3. Ingredients for PCR • Double-stranded DNA containing region to be amplified. • Heat-resistant DNA polymerase • Enzyme assisting in DNA replication. • Catalyzes polymerization of dNTP’s (nucleotides) alongside DNA strand. • Polymerization is a process of reacting monomer molecules to form polymer chains. • DNA polymerase can add a nucleotide onto only a preexisting 3'-OH group on DNA segment, and therefore needs a primer at which it can add the first nucleotide. • If non-heat resistant polymerase used - protein would denature during 1st heating step and would have to be replaced after each cycle. • Key to automating PCR: discovery of heat-stable polymerase • Isolated from bacteria in hot springs.

4. Ingredients Continued • Two 15-20 nucleotide DNA strands that serve as primers. • One primer complementary to beginning of 3’ of the target DNA sequence. • Second primer complementary to the 5’ end of the sequence on the other strand. • Known as oligonucleotides. • Buffer solution • Provides suitable environ. for optimum activity and stability of polymerase.

5. Step 1: Denaturation (Separation) • Mixture heated to 94-98°C for 20-30 seconds. • Causes melting (denaturation) of DNA by disrupting the hydrogen bonds between complementary bases of the DNA strands. • Left w/ single strands of DNA.

6. Step 2: Annealing (H-bonding) • Rxn. temp. lowered to 50-65°C for 20-40 seconds. • Allows annealing of 2 primers to single-stranded DNA template. • Primers H-bond to ends of selected DNA sequence.

7. Step 3: Completing the Strands • DNA polymerase binds to the primer/single-strand DNA template and begins DNA synthesis. • Extends the primers in 5’ to the 3’ direction. • Completes single-stranded DNA starting from primer location. • Uses DNA building blocks- nucleotides (ATCG)-also known as dNTPs.

8. Step 4 and On • Repeat! • At first there’s exponential amplification • At every cycle, amount of product doubles • Then rxn. slows. • Polymerase loses activity and reagents (dNTPs+primers) begin to run out. • Final stage is the plateau. • No more product accumulates due to exhaustion of reagents and enzyme. • By end of 3rd cycle ¼ of the molecules are identical to target segment and both strands appropriate length • By cycle 30 99% of molecules match the target DNA sequence.

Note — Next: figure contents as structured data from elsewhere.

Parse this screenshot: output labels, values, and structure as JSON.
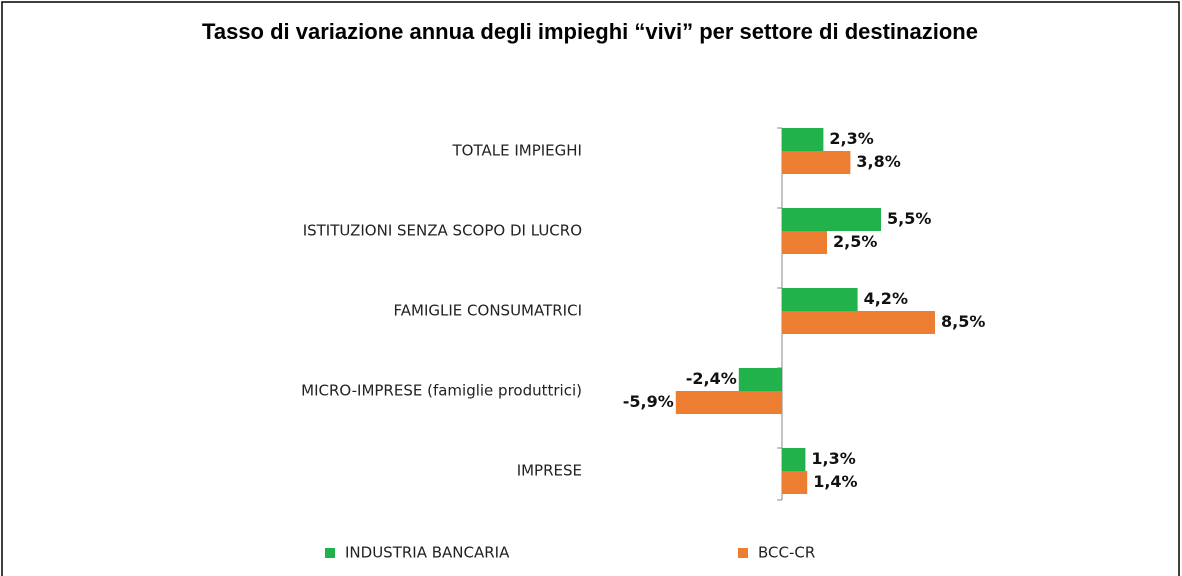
{
  "chart_data": {
    "type": "barh",
    "title": "Tasso di variazione annua degli impieghi “vivi” per settore di destinazione",
    "categories": [
      "TOTALE IMPIEGHI",
      "ISTITUZIONI SENZA SCOPO DI LUCRO",
      "FAMIGLIE CONSUMATRICI",
      "MICRO-IMPRESE (famiglie produttrici)",
      "IMPRESE"
    ],
    "series": [
      {
        "name": "INDUSTRIA BANCARIA",
        "color": "#21b24b",
        "values": [
          2.3,
          5.5,
          4.2,
          -2.4,
          1.3
        ],
        "value_labels": [
          "2,3%",
          "5,5%",
          "4,2%",
          "-2,4%",
          "1,3%"
        ]
      },
      {
        "name": "BCC-CR",
        "color": "#ed7d31",
        "values": [
          3.8,
          2.5,
          8.5,
          -5.9,
          1.4
        ],
        "value_labels": [
          "3,8%",
          "2,5%",
          "8,5%",
          "-5,9%",
          "1,4%"
        ]
      }
    ],
    "xlim": [
      -9,
      20
    ],
    "legend": "bottom"
  }
}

9. What’s This Good For? • Has had major impact on bio research and technology • Used to amplify DNA from wide variety of sources. • Detects small amounts of elusive infective agents in bodily fluids. • Can diagnose human genetic disorders by using primers that target the genes associated with these disorders • Ex. sickle-cell, hemophilia, cystic fibrosis. • Individuals identified before onset of symptoms and before birth. • Can identify symptom-less carriers of potentially harmful recessive alleles. • DNA amplified from fragments of ancient DNA from frozen wooly-mammoth • DNA from fingerprints or from tiny amounts of blood tissue found at crime scenes. • DNA of viral genes from cells infected with viruses. • Permits identification of non-cultivatable or slow-growing microorganisms. • Mycobacteria, anaerobic bacteria, or viruses from tissue culture and animals.